Pre-revenue startups have zero exposure to market, and generally benefit from crises, because they can get cheaper workforce (this assumes employees will still want to join a company with financing risk). If you expect the crisis will take x number of months, and the startup has >x runway, you know it will survive. There are almost no other variables except in the Coronavirus instance, we don’t know x number of months yet.

Nisa Amoils, Partner at Grasshopper Capital


Elizabeth Yin, Partner at Hustle Fund


As early-stage digital health investors, we’re watching an incredible dichotomy unfold—some of the greatest macroeconomic uncertainty we’ve ever seen, alongside urgent, enormous demand for connected healthcare solutions. With record levels of committed capital in the coffers of VCs and PE firms, investment activity may be tempered in the short term, but we expect to see a flight of capital to quality with competition for the best deals. And certain sectors—like digital health—are uniquely positioned as they play a mission-critical role in the pandemic response, and the strongest companies will emerge shaping the future of healthcare delivery.
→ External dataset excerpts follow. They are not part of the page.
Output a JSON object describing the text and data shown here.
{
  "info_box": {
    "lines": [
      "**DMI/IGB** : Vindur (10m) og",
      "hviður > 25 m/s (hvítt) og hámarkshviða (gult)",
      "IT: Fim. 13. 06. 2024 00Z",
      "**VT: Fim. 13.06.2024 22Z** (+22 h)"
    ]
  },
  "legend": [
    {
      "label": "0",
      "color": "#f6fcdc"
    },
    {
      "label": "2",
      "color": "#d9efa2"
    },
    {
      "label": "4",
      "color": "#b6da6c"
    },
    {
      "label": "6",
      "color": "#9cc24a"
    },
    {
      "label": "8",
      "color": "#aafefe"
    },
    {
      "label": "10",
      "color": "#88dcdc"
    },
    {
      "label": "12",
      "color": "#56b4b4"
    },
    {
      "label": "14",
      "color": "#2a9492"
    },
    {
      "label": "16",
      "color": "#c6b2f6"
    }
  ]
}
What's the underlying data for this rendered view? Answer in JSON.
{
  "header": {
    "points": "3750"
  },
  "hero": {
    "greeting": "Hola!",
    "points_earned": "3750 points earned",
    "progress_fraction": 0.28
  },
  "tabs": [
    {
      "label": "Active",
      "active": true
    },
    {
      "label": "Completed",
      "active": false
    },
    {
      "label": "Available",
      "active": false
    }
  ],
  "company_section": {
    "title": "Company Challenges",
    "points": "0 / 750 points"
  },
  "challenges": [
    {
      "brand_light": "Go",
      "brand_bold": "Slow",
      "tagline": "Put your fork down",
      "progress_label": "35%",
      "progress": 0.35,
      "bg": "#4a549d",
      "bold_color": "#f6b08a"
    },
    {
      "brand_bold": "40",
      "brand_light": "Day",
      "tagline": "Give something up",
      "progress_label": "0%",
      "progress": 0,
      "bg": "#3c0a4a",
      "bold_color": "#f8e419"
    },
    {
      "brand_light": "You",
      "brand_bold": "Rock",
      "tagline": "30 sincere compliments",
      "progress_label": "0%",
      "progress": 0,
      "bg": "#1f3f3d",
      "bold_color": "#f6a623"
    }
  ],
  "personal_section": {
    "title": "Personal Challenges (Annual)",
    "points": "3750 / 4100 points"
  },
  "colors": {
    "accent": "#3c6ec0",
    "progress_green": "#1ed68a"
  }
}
Megan Zweig, Director of Research and Marketing, Rock Health


As a general trend, investor sentiment for startup investing moves in tandem with broader economic sentiment. With uncertainty around the timing of an economic recovery, founders are likely to experience slower fundraising processes.

That said, the specific conditions we find ourselves in mean that startups in particular sectors may find new opportunities to scale, that did not necessarily exist before. We may therefore see more funding being allocated towards startups that are poised to benefit from these trends.

As challenging as it is, navigating the coming months will be important in illustrating a founder’s capacity to deal with uncertainty during highly testing times.  

Diya Sagar, Investment Professional at Lupa Systems


Investors want to see founders focus on their fundamentals and key milestones needed to hit in order to excite them. While sales pipelines may slow down, there are plenty of other company-building things that can be done. Have a plan and be meticulous in executing.

You’ve also got to find investors who believe in your startup and are willing to support you NOW, not in 6 months. There are also investors with plenty of dry powder who will look at this time as opportunistic and will search for deals. Try to identify those investors who align with your vision and will be strategic partners.